(TL;DR: My musings on what “LibreSaaS” could or should be. Initially posted here; moved to my main blog and updated a bit all along the recent disputes and discourses I used to have on that issue…)
With Microsoft acquiring github a few days ago, distrust in large platforms and platform operators in parts of the community once again gets even worse than it has been before, following events such as Facebooks Cambridge Analytica affair. Looking around in my tech filter bubble which is pretty much dominated by people from a FLOSS, security, privacy background, there seems only one valid way of dealing with such issues once and for all: Decentralize, at all costs. Run your own software, host your own data, keep everything you need under your own control. Plain and simple.
Where we are?
And, same as plain and simple: I don’t think that’s going to work. And maybe, after all, it shouldn’t work like this. There are a bunch of more or less simple reasons for that, and I just want to come up with one labeled “smarter use of resources”.

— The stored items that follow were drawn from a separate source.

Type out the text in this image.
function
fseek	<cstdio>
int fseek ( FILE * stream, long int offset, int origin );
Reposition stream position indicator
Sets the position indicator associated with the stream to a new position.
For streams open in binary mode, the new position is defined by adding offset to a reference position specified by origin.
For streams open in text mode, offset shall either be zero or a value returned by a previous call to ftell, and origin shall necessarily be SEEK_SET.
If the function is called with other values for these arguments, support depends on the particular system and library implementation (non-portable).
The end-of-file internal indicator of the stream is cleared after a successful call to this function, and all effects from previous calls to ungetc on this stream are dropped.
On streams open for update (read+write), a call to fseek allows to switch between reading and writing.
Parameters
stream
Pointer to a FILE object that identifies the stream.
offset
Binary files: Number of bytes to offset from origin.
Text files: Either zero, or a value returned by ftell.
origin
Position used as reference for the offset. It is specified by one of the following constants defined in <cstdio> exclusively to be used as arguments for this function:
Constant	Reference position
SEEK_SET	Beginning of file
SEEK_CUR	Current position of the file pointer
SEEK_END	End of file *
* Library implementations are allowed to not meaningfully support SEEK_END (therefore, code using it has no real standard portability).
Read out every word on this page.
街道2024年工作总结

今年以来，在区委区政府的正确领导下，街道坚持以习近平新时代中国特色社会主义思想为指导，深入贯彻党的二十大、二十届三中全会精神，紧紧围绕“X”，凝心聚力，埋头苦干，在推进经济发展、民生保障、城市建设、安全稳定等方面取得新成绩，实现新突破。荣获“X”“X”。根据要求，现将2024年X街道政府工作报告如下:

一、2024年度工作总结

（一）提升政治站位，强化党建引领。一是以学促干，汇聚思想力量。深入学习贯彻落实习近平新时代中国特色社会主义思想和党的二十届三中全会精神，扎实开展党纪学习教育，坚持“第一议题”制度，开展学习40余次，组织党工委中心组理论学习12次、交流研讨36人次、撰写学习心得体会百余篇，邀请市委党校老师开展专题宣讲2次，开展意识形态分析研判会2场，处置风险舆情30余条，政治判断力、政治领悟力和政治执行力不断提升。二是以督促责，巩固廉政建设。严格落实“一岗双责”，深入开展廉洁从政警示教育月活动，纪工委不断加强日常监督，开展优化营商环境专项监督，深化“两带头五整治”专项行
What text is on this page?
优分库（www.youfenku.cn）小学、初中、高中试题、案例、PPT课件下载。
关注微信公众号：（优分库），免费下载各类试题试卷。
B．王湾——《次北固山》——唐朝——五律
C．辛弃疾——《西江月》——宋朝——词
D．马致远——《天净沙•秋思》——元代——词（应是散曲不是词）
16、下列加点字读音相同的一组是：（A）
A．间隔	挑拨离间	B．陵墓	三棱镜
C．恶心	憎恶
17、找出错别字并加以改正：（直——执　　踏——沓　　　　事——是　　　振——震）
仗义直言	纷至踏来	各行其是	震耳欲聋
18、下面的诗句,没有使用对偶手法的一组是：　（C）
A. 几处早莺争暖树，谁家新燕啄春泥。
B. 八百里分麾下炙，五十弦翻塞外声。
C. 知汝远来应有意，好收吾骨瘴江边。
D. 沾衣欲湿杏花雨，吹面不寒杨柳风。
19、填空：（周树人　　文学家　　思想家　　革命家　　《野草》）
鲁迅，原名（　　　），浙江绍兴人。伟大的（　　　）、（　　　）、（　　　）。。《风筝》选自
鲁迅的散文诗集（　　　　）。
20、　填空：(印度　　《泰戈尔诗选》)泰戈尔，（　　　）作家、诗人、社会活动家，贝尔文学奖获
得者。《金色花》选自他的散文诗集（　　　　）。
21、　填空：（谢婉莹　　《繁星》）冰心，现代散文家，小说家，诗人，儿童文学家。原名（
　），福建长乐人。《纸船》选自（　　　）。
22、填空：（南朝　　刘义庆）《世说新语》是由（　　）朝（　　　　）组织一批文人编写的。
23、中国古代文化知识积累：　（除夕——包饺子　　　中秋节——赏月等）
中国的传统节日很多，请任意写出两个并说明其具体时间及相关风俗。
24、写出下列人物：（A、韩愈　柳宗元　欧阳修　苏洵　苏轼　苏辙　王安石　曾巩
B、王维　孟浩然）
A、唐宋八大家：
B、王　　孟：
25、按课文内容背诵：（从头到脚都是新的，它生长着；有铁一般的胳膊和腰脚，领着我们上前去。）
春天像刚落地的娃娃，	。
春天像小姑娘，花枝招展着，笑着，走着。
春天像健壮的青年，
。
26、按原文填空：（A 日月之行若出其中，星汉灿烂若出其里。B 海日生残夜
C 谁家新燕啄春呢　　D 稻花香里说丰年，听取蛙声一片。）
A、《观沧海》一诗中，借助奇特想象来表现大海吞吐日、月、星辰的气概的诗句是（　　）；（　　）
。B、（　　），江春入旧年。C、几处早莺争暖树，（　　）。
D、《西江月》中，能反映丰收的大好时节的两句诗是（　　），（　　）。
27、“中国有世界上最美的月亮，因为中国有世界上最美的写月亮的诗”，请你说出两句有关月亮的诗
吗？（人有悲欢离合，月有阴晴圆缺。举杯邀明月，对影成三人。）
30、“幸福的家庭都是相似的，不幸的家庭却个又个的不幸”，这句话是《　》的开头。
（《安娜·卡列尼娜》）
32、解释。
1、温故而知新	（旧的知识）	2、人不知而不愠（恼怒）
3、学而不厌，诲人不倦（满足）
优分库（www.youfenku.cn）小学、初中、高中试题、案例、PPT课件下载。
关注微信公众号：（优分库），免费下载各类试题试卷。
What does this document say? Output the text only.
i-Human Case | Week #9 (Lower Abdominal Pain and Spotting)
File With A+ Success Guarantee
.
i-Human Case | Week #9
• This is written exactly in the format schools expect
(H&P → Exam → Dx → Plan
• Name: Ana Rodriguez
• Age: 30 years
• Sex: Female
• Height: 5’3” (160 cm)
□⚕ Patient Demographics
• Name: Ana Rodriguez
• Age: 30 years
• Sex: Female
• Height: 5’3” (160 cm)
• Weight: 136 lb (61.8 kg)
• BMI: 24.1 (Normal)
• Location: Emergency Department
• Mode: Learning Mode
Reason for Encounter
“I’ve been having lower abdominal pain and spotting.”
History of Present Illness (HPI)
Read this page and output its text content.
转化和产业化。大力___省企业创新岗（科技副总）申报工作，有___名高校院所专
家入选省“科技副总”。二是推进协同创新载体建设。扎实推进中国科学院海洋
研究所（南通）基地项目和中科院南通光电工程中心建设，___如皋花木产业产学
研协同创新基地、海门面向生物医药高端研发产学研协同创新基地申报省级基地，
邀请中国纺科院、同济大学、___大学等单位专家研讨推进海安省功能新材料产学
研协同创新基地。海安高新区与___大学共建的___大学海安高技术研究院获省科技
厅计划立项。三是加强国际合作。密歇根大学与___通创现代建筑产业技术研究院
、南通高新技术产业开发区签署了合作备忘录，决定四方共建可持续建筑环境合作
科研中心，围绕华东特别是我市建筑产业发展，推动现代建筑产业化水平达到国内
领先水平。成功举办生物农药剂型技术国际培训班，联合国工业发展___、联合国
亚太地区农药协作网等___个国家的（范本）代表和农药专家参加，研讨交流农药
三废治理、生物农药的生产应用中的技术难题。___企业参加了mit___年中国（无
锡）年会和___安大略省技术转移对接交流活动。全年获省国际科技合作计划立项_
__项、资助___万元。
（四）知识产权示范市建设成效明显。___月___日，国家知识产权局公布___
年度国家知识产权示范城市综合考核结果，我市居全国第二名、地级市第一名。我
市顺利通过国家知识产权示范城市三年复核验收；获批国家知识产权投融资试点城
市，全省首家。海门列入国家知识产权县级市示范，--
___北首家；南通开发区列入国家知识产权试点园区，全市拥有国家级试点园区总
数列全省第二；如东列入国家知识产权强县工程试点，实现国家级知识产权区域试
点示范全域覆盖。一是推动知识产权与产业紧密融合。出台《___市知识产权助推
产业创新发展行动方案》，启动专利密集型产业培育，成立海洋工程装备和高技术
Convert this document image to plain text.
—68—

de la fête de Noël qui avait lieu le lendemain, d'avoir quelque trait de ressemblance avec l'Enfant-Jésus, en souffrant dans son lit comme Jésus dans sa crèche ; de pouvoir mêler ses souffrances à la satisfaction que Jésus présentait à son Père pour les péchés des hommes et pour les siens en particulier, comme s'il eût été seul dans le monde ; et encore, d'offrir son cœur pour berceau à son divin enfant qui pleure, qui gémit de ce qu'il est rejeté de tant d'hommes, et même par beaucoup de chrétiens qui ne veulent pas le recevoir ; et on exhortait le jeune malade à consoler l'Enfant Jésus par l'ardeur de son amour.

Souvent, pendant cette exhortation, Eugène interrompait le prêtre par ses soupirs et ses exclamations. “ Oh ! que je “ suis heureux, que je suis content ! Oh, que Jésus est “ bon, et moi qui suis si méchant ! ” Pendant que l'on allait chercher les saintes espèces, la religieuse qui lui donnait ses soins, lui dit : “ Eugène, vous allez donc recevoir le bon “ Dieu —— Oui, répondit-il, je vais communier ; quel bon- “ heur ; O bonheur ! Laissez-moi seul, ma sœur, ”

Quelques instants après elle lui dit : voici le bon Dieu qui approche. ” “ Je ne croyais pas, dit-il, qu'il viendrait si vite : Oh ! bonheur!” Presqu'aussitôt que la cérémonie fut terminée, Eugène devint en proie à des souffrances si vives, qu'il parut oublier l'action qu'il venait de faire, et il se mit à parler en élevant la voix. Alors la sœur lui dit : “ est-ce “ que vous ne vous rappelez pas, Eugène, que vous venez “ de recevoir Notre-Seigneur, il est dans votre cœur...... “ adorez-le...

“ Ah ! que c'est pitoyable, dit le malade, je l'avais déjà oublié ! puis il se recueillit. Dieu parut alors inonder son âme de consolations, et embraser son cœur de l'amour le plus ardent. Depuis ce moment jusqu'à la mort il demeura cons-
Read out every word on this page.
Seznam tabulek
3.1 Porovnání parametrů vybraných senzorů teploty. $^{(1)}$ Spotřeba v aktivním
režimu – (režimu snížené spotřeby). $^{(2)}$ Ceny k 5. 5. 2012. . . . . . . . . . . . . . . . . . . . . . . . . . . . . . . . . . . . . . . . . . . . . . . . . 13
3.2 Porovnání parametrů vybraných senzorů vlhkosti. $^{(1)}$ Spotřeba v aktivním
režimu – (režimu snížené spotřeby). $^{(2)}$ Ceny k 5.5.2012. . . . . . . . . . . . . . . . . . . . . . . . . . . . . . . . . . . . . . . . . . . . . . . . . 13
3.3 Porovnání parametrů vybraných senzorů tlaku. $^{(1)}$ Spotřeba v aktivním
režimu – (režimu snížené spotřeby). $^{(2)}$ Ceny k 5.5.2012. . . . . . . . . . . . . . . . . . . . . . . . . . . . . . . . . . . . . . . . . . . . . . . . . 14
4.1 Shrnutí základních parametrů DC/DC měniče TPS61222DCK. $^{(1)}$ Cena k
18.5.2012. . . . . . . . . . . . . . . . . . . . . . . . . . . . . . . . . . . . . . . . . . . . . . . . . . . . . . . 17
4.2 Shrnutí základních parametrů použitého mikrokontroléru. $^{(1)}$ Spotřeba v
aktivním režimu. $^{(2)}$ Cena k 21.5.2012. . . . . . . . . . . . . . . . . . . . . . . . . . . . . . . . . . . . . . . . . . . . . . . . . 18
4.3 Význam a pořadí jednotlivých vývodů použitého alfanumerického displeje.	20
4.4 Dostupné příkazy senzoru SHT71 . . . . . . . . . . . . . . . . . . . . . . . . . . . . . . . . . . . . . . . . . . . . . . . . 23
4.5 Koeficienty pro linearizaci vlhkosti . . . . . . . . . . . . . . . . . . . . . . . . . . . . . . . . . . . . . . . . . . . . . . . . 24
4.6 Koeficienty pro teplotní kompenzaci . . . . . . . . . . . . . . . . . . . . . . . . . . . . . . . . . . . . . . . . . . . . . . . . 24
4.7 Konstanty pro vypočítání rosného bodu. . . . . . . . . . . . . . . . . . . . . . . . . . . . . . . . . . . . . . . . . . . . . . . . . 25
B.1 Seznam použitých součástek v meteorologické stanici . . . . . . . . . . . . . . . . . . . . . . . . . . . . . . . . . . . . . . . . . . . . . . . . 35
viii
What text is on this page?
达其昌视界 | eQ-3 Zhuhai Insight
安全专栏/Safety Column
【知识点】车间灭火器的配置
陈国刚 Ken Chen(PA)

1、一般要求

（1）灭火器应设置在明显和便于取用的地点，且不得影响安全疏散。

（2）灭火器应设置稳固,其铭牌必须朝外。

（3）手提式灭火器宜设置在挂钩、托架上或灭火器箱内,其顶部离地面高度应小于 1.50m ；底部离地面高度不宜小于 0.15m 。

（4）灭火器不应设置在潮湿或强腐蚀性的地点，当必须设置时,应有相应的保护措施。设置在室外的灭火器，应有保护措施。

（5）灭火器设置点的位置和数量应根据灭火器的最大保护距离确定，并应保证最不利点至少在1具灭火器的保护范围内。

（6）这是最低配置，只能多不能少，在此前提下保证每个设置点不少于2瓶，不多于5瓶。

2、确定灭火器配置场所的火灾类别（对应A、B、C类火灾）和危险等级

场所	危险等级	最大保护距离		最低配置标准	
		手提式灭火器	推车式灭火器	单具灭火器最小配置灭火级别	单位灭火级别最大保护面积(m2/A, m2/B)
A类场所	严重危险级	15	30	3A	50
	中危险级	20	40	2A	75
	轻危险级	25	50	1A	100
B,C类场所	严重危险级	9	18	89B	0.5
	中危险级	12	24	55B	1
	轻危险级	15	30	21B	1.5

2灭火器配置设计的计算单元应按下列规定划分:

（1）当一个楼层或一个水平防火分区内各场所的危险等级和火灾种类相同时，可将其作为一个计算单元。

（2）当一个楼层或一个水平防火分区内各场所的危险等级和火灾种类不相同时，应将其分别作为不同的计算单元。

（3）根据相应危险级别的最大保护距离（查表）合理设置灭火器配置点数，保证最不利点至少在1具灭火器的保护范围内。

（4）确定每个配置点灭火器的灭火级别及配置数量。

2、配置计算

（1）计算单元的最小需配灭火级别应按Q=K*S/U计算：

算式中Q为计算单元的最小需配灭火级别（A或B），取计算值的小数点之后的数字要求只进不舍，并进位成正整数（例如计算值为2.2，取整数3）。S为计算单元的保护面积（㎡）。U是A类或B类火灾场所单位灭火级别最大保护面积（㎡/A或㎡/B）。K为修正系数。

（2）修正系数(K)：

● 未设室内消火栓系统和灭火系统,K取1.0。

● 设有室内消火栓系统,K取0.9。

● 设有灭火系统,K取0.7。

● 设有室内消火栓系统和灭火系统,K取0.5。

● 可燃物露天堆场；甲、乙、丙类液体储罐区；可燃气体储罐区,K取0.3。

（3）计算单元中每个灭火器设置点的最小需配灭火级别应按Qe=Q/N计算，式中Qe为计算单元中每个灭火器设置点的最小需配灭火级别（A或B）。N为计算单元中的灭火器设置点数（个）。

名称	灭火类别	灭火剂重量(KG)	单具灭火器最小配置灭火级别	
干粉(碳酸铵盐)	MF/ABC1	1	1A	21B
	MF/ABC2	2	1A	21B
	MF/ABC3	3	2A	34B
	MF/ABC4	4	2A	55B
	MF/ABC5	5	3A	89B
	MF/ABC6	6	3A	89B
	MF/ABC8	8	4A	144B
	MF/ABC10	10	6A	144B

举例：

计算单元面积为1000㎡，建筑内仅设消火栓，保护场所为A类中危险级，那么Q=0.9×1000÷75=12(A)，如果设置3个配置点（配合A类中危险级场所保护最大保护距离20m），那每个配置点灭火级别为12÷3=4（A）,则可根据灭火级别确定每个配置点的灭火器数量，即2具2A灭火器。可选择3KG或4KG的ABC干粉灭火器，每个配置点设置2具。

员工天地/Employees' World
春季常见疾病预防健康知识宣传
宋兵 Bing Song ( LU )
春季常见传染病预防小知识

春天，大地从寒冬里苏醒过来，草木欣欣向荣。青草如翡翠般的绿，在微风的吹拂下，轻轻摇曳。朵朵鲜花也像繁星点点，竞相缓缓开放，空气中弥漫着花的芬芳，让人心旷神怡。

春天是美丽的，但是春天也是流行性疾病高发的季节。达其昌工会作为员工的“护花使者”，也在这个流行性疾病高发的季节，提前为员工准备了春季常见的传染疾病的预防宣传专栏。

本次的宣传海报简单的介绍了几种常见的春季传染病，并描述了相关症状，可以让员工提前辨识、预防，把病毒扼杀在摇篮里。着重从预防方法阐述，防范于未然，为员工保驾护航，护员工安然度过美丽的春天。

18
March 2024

I’ve been professionally into IT ever since the late 1990s, coming from a corporate background now, being technically in charge of offering a more specialized online service basically for handling larger loads of documents. Running servers, storage, infrastructure, we repeatedly ran into the same issue: If you set up your infrastructure to be able to even handle critical load peaks easily, it gets pretty expensive pretty fast, in any way (hardware costs, even assuming we run mostly FLOSS so at least licensing and software support costs aren’t an issue; costs for keeping operations staff around, costs for power supply, internet connectivity, housing, all that).
If you keep things smaller, costs will decrease but you will way easier and faster hit a wall. So there’s a strong desire to scale in a “smart” way – and you end up with right what Amazon does: Use resources such as RAM, disk storage, CPU cycles based on a fine-grained billing per actual use. No housing, no hardware ownership, no need to replace servers every few years, less operations staff, unlimited scalability… We don’t use Amazon actually, but we went down a similar route with a local infrastructure provider offering a similar model in its local data center. One of the best choices we ever made, both in terms of stability and costs. So much for the corporate point of view.
It’s in no way different for smaller entities, just like FLOSS projects: Consider that small Android app on F-Droid, maintained by one or two devs who try building a valuable app in their spare time. Knowing they have a long backlog of issues, knowing they could be working on implementing that feature you kindly requested two years ago or fixing that bug you stumble across every other day, would you really want them to spend time and effort on hosting their own Git or collaboration server? No? Good. Hoped so.
“The cloud” and hosted services help, in those situations. They keep you (no matter whether as a company or an individual) from wasting time, effort, … on things someone else could do way better than you, just like other people possibly are better at fixing your car or preparing that food you buy and eat every day. One really stark example is Google. Using their services for calendar, mail, contact management and documents, you get easy-to-use services way better integrated than in any other platform I’ve seen before, and I’ve tried hosting such services for our company several times in the last decades. It never worked. Integration of mail, contacts and calender never really was a straightforward and enjoyable experience, and no matter how bad the setup was, it always got worse the very moment I, say, had to try and do a major update of an older ownCloud installation. Even if I massively wanted to roll this on my own with any of the FLOSS applications out there, I’d never be able to get even remotely near the quality, usability, stability, availability and feature set offered by Google. For most developers in my environment, it’s just the same about Github. Yet all these benefits come at the price of essentially handing control over your data, your workflow, your communication and productivity over to some commercial, for-profit entity, which, at virtually any time, might change its direction in a negative way. At this point, in worst case, you’re so closely tied to this particular provider that moving elsewhere becomes practically impossible. This, by the way, includes self-hosting, even if you’re able to find a viable piece of software for each of your requirements and manage to get all your data out of your then-former platform.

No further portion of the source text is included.